Son günlerde olduğu gibi yine, odada canlı gibi duran tabloyla konuşuyordum. Gün geçtikçe, beni benzettiği bu efsanevi güzelliğe daha çok yakınlık duyuyordum. Ancak sonumun onun gibi olacağı bir senaryoyu düşünmek istemiyordum.

Üzerimde gerçekten oldukça güzel, lacivert kadifeden bir elbise vardı. Dizlerimin üstüne kadar kiloş iniyor, omuzlarımı tamamen açıkta bırakmasına rağmen kolları bileklerime kadar uzanıyordu. Üst kısmı tamamen vücuda oturuyordu.

Aynada kendi kendimle konuşurken Sinem içeriye girdi.

"Harika! Elbise süper olmuş! Al bunları da altına giy, hava çok soğuk, üşürsün yoksa."

Elime tutuşturduğu ten rengi çorabı görünce minnetle gülümsedim.

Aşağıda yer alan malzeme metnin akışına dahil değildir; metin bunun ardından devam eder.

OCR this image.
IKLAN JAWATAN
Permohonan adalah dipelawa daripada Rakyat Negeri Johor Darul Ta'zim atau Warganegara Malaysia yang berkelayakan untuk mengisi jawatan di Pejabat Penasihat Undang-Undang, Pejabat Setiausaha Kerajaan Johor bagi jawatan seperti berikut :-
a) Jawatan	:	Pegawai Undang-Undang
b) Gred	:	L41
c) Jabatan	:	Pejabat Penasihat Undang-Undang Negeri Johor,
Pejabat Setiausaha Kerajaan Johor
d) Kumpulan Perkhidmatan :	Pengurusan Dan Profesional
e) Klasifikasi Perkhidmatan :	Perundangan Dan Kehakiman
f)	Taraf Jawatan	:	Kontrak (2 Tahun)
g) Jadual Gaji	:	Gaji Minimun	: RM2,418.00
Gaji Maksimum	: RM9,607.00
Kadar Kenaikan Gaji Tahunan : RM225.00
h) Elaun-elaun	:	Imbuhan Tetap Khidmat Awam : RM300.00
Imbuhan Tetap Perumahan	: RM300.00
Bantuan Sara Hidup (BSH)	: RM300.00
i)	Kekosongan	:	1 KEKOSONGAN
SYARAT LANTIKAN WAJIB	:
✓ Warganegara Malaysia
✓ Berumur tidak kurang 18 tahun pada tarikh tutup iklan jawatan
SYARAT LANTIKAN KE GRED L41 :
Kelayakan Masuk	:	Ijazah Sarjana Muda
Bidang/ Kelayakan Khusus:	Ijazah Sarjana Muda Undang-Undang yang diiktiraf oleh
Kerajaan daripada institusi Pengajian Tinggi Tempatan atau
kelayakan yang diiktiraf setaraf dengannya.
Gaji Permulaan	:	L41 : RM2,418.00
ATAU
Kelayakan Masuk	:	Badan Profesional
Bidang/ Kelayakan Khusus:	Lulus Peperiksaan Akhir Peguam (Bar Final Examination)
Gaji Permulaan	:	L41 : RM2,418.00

Yırtılmasın diye büyük bir dikkatle giydiğim çorap neredeyse tenim kadar beyazdı. İşimi tamamladıktan sonra aynadaki görüntüme baktığımda çorabın arka tarafında, boydan boya uzanan ince, bej renginde bir şerit detayı olduğunu gördüm. Elbisenin altına seçtiğimiz kemik rengi stilettolar o an daha çok anlam kazanmıştı.

Aynadaki görüntüm bana benzese de, birkaç seviye ileri versiyonum gibiydi. Bir süre kendimi inceledikten sonra hazır olduğuma kanaat getirerek kapıya yöneldim. Sinem'in arabasıyla ulaşacağımız üniversite davetinde öğretim üyeleri ve öğrenciler de bulunuyordu. Tüm öğrenciler davetli değildi ancak benim ayrıcalığım Mr. Donaldson'ın asistanı olmamdı. Sinem'in ayrıcalığı ise benim en yakın arkadaşım olması. Elbette kendini hileyle bölüm asistanı yapan Mike'in da bu durumda payı olabilirdi.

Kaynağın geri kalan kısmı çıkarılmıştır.